Aggregating Quantiles with Pandas

python

pandas

Published

April 23, 2021

One of my favourite tools in Pandas is agg for aggregation (it’s a worse version of dplyrs summarise). Unfortunately it can be difficult to work with for custom aggregates, like nth largest value. If your aggregate is parameterised, like quantile, you potentially have to define a function for every parameter you use. A neat trick is to use a class to capture the parameters, making it much easier to try out variations.

Suppose you have some data on avocado prices containing the year and the price in a dataframe df. If you want to calculate the 25th percentile of price you could run df.price.quantile(0.25). If you wanted to calculate the median of price per year you could run df.groupby('year').agg(med_price=('price', 'median')). But what if you wanted to calculate the 25th percentile of price per year?

You could define a function percentile25, but defining all those functions gets annoying and slow if you calculate lots of percentiles. You could define a function that takes a percentile and returns a percentile function, but these inner functions create confusing stack traces and can’t be pickled.

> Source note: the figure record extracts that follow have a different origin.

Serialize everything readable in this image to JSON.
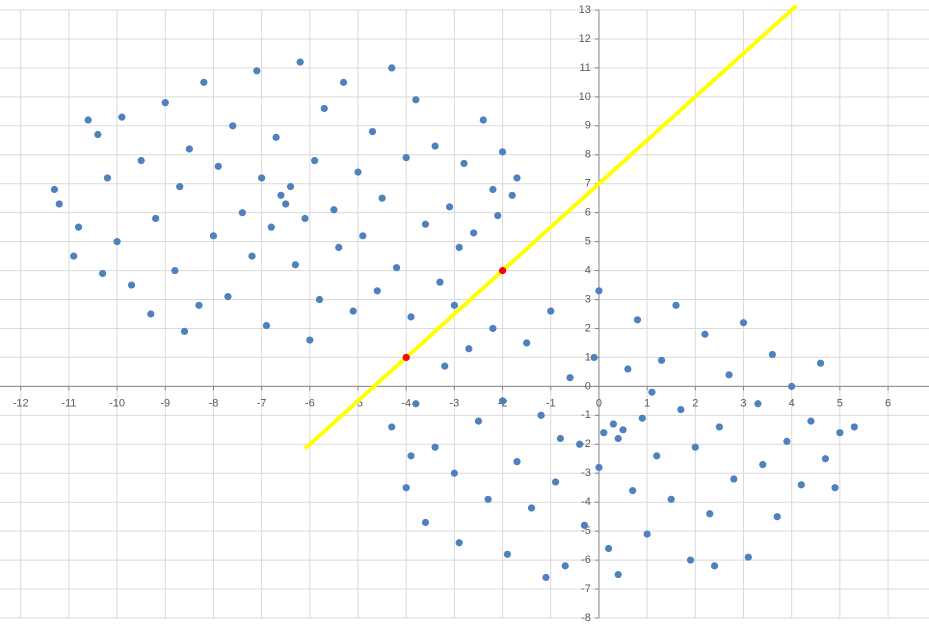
{
  "chart_data": {
    "type": "scatter",
    "xlim": [
      -12.43,
      6.85
    ],
    "ylim": [
      -8,
      13
    ],
    "xticks": [
      -12,
      -11,
      -10,
      -9,
      -8,
      -7,
      -6,
      -5,
      -4,
      -3,
      -2,
      -1,
      0,
      1,
      2,
      3,
      4,
      5,
      6
    ],
    "yticks": [
      -8,
      -7,
      -6,
      -5,
      -4,
      -3,
      -2,
      -1,
      0,
      1,
      2,
      3,
      4,
      5,
      6,
      7,
      8,
      9,
      10,
      11,
      12,
      13
    ],
    "grid": true,
    "series": [
      {
        "color": "#4f81bd",
        "mode": "markers",
        "x": [
          -11.3,
          -11.2,
          -10.8,
          -10.6,
          -10.4,
          -10.9,
          -10.2,
          -10,
          -9.9,
          -9.7,
          -9.5,
          -9.3,
          -9.2,
          -9,
          -8.8,
          -8.7,
          -8.5,
          -8.3,
          -8.2,
          -8,
          -7.9,
          -7.7,
          -7.6,
          -7.4,
          -7.2,
          -7.1,
          -7,
          -6.9,
          -6.8,
          -6.7,
          -6.6,
          -6.5,
          -6.4,
          -6.3,
          -6.2,
          -6.1,
          -6,
          -5.9,
          -5.8,
          -5.7,
          -5.5,
          -5.4,
          -5.3,
          -5.1,
          -5,
          -4.9,
          -4.7,
          -4.6,
          -4.5,
          -4.3,
          -4.2,
          -4,
          -3.9,
          -3.8,
          -3.6,
          -3.4,
          -3.3,
          -3.1,
          -2.9,
          -2.8,
          -2.6,
          -2.4,
          -2.2,
          -2,
          -1.8,
          -1.7,
          -2.1,
          -3,
          -8.6,
          -10.3,
          -4.3,
          -4,
          -3.8,
          -3.6,
          -3.4,
          -3.2,
          -3,
          -2.9,
          -2.7,
          -2.5,
          -2.3,
          -2.2,
          -2,
          -1.9,
          -1.7,
          -1.5,
          -1.4,
          -1.2,
          -1,
          -0.9,
          -0.7,
          -0.6,
          -0.4,
          -0.3,
          -0.1,
          0,
          0.1,
          0.2,
          0.3,
          0.4,
          0.5,
          0.6,
          0.7,
          0.8,
          0.9,
          1,
          1.2,
          1.3,
          1.5,
          1.6,
          1.7,
          1.9,
          2,
          2.2,
          2.3,
          2.5,
          2.7,
          2.8,
          3,
          3.1,
          3.3,
          3.4,
          3.6,
          3.7,
          3.9,
          4,
          4.2,
          4.4,
          4.6,
          4.7,
          4.9,
          5,
          5.3,
          -1.1,
          0.4,
          -3.9,
          2.4,
          1.1,
          -0.8,
          0
        ],
        "values": [
          6.8,
          6.3,
          5.5,
          9.2,
          8.7,
          4.5,
          7.2,
          5,
          9.3,
          3.5,
          7.8,
          2.5,
          5.8,
          9.8,
          4,
          6.9,
          8.2,
          2.8,
          10.5,
          5.2,
          7.6,
          3.1,
          9,
          6,
          4.5,
          10.9,
          7.2,
          2.1,
          5.5,
          8.6,
          6.6,
          6.3,
          6.9,
          4.2,
          11.2,
          5.8,
          1.6,
          7.8,
          3,
          9.6,
          6.1,
          4.8,
          10.5,
          2.6,
          7.4,
          5.2,
          8.8,
          3.3,
          6.5,
          11,
          4.1,
          7.9,
          2.4,
          9.9,
          5.6,
          8.3,
          3.6,
          6.2,
          4.8,
          7.7,
          5.3,
          9.2,
          6.8,
          8.1,
          6.6,
          7.2,
          5.9,
          2.8,
          1.9,
          3.9,
          -1.4,
          -3.5,
          -0.6,
          -4.7,
          -2.1,
          0.7,
          -3,
          -5.4,
          1.3,
          -1.2,
          -3.9,
          2,
          -0.5,
          -5.8,
          -2.6,
          1.5,
          -4.2,
          -1,
          2.6,
          -3.3,
          -6.2,
          0.3,
          -2,
          -4.8,
          1,
          3.3,
          -1.6,
          -5.6,
          -1.3,
          -1.8,
          -1.5,
          0.6,
          -3.6,
          2.3,
          -1.1,
          -5.1,
          -2.4,
          0.9,
          -3.9,
          2.8,
          -0.8,
          -6,
          -2.1,
          1.8,
          -4.4,
          -1.4,
          0.4,
          -3.2,
          2.2,
          -5.9,
          -0.6,
          -2.7,
          1.1,
          -4.5,
          -1.9,
          0,
          -3.4,
          -1.2,
          0.8,
          -2.5,
          -3.5,
          -1.6,
          -1.4,
          -6.6,
          -6.5,
          -2.4,
          -6.2,
          -0.2,
          -1.8,
          -2.8
        ]
      },
      {
        "color": "#ffff00",
        "mode": "line",
        "x": [
          -6.1,
          4.1
        ],
        "values": [
          -2.15,
          13.15
        ]
      },
      {
        "color": "#ff0000",
        "mode": "markers",
        "x": [
          -4,
          -2
        ],
        "values": [
          1,
          4
        ]
      }
    ]
  }
}
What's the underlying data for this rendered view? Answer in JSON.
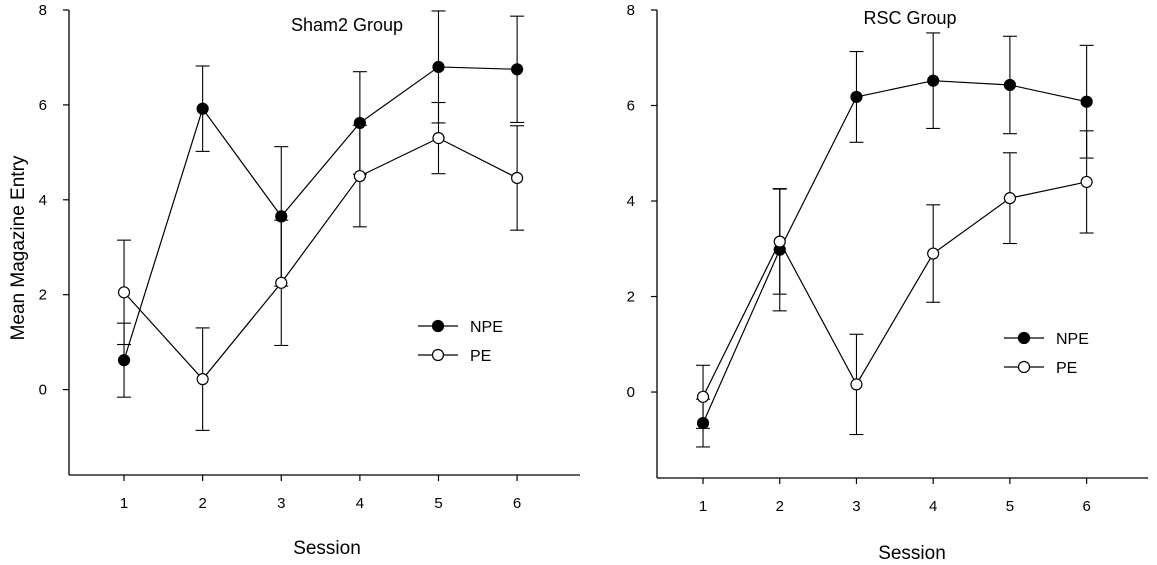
{
  "chart_data": [
    {
      "type": "line",
      "title": "Sham2 Group",
      "xlabel": "Session",
      "ylabel": "Mean Magazine Entry",
      "x": [
        1,
        2,
        3,
        4,
        5,
        6
      ],
      "xticks": [
        "1",
        "2",
        "3",
        "4",
        "5",
        "6"
      ],
      "yticks": [
        "0",
        "2",
        "4",
        "6",
        "8"
      ],
      "xlim": [
        0.3,
        6.8
      ],
      "ylim": [
        -1.8,
        8
      ],
      "legend_position": "center-right",
      "series": [
        {
          "name": "NPE",
          "marker": "filled-circle",
          "color": "#000000",
          "values": [
            0.62,
            5.92,
            3.65,
            5.62,
            6.8,
            6.75
          ],
          "error": [
            0.78,
            0.9,
            1.47,
            1.08,
            1.18,
            1.12
          ]
        },
        {
          "name": "PE",
          "marker": "open-circle",
          "color": "#000000",
          "values": [
            2.05,
            0.22,
            2.25,
            4.5,
            5.3,
            4.46
          ],
          "error": [
            1.1,
            1.08,
            1.32,
            1.07,
            0.75,
            1.1
          ]
        }
      ]
    },
    {
      "type": "line",
      "title": "RSC Group",
      "xlabel": "Session",
      "ylabel": "",
      "x": [
        1,
        2,
        3,
        4,
        5,
        6
      ],
      "xticks": [
        "1",
        "2",
        "3",
        "4",
        "5",
        "6"
      ],
      "yticks": [
        "0",
        "2",
        "4",
        "6",
        "8"
      ],
      "xlim": [
        0.4,
        6.8
      ],
      "ylim": [
        -1.8,
        8
      ],
      "legend_position": "bottom-right",
      "series": [
        {
          "name": "NPE",
          "marker": "filled-circle",
          "color": "#000000",
          "values": [
            -0.65,
            2.98,
            6.18,
            6.52,
            6.43,
            6.08
          ],
          "error": [
            0.5,
            1.28,
            0.95,
            1.0,
            1.02,
            1.18
          ]
        },
        {
          "name": "PE",
          "marker": "open-circle",
          "color": "#000000",
          "values": [
            -0.1,
            3.15,
            0.16,
            2.9,
            4.06,
            4.4
          ],
          "error": [
            0.66,
            1.1,
            1.05,
            1.02,
            0.95,
            1.07
          ]
        }
      ]
    }
  ]
}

A better solution is to use a class, that can act just like a function using the __call__ parameter. This one works on Pandas Dataframes and Series:

class Quantile:
    def __init__(self, q):
        self.q = q
        
    def __call__(self, x):
        return x.quantile(self.q)
        # Or using numpy
        # return np.quantile(x.dropna(), self.q)

Then to calculate the quartiles of price per year you could run

(
df
.groupby('year')
.agg(price_p25 = ('price', Quantile(0.25)),
     price_p50 = ('price', Quantile(0.50)),
     price_p75 = ('price', Quantile(0.75)))
)